Calls for a 'systematic reduction' in direct payments to farmers
A new report on reform of the Common Agricultural Policy (CAP) has recommended direct payments to farmers should be systematically reduced.
The report published by the Rural Investment Support for Europe Group shows how the current CAP does not make best use of the considerable resources deployed to support land managers through the necessary transition.
It says the largest instruments of the CAP, the Pillar 1 direct payments, which account for over 70pc of CAP funds are ineffective, inefficient and inequitable.
It is suggested that these direct payments should be systematically reduced and resources switched to provide targeted assistance, including transitional adjustment assistance to help farmers adapt and rise to the specific challenges of improving productivity, resource efficiency and risk management and to pay farmers to provide specific environmental and other public goods.

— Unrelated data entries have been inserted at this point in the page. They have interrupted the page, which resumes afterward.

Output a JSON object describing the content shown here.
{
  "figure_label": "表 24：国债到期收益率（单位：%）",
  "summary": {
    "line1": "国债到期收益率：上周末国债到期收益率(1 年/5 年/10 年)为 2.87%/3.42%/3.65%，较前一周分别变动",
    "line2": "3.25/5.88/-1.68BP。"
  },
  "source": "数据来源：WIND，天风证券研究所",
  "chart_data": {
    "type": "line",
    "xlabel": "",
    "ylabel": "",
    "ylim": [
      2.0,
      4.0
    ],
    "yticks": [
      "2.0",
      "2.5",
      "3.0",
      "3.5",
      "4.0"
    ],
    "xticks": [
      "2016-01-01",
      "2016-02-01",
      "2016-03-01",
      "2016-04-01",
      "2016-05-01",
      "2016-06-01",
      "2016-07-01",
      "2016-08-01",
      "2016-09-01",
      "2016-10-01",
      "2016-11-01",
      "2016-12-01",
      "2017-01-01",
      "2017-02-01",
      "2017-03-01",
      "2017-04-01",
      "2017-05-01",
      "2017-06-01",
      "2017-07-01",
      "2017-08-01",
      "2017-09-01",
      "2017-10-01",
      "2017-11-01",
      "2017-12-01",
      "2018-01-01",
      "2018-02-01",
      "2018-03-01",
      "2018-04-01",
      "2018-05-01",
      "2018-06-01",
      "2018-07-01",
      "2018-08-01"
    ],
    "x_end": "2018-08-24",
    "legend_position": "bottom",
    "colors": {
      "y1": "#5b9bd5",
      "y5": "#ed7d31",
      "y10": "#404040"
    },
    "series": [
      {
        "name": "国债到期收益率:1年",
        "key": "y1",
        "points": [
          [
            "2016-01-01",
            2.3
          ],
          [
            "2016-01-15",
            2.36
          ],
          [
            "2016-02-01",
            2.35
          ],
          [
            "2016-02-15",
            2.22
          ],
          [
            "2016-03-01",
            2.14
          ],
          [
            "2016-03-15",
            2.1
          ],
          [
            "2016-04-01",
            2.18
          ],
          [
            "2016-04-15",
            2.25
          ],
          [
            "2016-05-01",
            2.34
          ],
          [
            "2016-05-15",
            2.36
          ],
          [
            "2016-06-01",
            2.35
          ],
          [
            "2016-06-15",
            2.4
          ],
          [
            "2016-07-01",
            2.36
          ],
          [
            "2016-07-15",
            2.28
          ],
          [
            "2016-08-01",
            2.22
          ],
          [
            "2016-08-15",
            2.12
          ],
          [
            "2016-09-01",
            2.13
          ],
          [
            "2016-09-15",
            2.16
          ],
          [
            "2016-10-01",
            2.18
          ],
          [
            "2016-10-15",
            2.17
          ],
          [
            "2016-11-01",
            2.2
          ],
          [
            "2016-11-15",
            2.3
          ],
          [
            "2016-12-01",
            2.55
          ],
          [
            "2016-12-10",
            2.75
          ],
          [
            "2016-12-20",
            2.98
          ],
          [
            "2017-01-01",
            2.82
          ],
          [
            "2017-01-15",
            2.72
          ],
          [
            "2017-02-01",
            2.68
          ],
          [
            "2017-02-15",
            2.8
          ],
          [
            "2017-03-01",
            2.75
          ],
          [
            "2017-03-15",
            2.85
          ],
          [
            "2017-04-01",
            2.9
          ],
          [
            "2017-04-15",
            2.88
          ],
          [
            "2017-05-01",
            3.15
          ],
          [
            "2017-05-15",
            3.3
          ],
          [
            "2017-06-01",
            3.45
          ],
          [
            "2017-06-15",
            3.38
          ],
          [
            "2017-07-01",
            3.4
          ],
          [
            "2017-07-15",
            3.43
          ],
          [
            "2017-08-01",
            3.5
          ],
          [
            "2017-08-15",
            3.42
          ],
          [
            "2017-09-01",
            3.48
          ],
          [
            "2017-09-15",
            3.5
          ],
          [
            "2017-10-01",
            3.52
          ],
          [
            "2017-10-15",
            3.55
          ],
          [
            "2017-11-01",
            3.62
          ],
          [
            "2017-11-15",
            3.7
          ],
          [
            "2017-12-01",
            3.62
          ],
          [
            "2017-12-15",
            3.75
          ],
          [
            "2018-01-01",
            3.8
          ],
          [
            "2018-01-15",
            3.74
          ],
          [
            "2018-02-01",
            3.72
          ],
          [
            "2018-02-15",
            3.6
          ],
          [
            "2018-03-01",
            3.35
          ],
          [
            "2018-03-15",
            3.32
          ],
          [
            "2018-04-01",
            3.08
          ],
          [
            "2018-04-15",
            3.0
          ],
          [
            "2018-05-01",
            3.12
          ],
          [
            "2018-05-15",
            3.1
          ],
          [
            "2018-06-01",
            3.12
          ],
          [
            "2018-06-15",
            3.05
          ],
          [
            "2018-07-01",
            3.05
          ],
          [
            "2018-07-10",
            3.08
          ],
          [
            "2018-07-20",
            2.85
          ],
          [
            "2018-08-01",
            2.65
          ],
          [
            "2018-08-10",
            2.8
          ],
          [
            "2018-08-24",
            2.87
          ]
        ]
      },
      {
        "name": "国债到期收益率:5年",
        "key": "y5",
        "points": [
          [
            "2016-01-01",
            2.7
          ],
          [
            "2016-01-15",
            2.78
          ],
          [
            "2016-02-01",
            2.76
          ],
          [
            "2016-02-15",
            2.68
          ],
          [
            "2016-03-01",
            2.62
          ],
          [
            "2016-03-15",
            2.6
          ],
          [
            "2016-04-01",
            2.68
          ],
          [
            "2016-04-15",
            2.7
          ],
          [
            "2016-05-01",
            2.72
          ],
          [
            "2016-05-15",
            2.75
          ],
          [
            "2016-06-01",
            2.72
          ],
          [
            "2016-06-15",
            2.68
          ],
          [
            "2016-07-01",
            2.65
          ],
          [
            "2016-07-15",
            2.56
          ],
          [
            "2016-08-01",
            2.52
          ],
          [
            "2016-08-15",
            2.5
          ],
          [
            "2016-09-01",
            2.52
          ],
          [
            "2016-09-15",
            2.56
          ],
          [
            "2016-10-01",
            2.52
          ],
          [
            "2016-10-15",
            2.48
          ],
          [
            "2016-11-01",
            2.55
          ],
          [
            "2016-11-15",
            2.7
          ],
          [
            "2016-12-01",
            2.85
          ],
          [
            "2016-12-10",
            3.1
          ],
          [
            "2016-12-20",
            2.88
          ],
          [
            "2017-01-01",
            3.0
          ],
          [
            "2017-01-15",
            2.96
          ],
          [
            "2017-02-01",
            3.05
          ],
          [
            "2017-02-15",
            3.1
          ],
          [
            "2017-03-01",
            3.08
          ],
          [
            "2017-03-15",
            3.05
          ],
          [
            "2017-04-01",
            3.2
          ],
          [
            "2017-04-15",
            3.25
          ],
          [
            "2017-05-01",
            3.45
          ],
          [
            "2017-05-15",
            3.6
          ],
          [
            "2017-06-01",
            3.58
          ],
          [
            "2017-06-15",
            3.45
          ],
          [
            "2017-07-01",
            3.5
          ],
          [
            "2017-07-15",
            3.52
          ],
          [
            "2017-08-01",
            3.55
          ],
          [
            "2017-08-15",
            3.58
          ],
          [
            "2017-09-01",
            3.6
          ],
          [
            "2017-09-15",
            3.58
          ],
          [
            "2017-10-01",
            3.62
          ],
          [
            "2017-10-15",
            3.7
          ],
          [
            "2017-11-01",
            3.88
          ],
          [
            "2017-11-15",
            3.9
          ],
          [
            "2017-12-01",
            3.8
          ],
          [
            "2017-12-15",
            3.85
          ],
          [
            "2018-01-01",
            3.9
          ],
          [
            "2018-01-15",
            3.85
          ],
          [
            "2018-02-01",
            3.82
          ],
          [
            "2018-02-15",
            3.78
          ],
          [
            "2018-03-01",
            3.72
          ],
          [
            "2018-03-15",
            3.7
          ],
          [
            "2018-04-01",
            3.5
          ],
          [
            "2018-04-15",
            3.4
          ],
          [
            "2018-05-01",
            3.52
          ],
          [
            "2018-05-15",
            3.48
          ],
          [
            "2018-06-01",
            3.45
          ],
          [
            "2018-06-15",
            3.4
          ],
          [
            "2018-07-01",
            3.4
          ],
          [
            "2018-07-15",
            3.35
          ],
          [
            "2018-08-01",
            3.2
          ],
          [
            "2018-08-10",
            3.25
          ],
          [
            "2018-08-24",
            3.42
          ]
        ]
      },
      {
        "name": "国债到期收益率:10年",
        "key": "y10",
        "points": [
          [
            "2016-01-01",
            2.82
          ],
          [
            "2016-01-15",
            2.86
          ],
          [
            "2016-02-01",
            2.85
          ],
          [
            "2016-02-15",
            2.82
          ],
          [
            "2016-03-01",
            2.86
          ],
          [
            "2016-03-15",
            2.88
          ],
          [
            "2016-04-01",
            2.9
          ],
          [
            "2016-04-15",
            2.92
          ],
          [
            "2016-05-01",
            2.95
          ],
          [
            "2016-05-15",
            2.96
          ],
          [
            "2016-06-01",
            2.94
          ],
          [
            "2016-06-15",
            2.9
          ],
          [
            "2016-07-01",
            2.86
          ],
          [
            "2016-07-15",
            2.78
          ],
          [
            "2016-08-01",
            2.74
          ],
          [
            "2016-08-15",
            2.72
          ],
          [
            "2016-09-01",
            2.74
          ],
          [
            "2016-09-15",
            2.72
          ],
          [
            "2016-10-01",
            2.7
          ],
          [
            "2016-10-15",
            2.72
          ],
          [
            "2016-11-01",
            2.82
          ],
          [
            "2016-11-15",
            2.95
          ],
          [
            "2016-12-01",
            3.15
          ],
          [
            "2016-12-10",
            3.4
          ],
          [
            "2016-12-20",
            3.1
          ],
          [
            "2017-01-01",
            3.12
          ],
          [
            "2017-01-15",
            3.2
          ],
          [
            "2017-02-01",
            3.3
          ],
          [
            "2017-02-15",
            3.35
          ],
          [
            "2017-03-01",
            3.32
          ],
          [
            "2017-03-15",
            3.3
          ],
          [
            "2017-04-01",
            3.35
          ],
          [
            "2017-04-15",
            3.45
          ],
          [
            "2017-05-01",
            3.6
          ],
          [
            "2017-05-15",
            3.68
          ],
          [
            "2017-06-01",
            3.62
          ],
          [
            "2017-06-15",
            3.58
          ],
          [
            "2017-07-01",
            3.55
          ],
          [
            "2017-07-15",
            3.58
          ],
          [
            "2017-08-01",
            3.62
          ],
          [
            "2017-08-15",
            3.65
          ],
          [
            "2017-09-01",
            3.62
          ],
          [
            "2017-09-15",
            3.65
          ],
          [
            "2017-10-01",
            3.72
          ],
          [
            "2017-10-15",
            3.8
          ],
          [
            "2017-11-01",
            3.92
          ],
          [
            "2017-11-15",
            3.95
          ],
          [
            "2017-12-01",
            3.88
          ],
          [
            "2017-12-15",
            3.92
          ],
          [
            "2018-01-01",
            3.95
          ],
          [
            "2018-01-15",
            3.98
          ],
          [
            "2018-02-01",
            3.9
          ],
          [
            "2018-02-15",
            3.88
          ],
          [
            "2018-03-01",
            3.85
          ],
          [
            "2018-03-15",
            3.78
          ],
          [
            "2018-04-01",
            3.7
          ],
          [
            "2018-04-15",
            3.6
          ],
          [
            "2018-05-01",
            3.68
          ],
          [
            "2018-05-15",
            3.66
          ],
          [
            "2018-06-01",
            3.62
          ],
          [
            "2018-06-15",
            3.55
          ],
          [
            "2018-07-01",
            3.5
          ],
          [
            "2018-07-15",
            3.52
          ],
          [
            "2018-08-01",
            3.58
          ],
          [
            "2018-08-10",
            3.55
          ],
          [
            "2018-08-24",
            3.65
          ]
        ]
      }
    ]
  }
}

According to the report's authors, including Irish Economist Alan Matthews, in the context of over-stretched resources especially soil, water and biodiversity, changes in climate which impair agricultural production, and greater volatility in farming conditions, it is essential that Europe’s Common Agricultural Policy (CAP) is further adapted.
“The status quo is unacceptable.
“The CAP must be modernised to help EU farming become a better-structured industry which is economically viable and environmentally sustainable.
“Indeed, agriculture has a crucial role to play in addressing the UN Sustainable Development Goals and ensuring that European Union lives up to its commitments to these goals,” it says.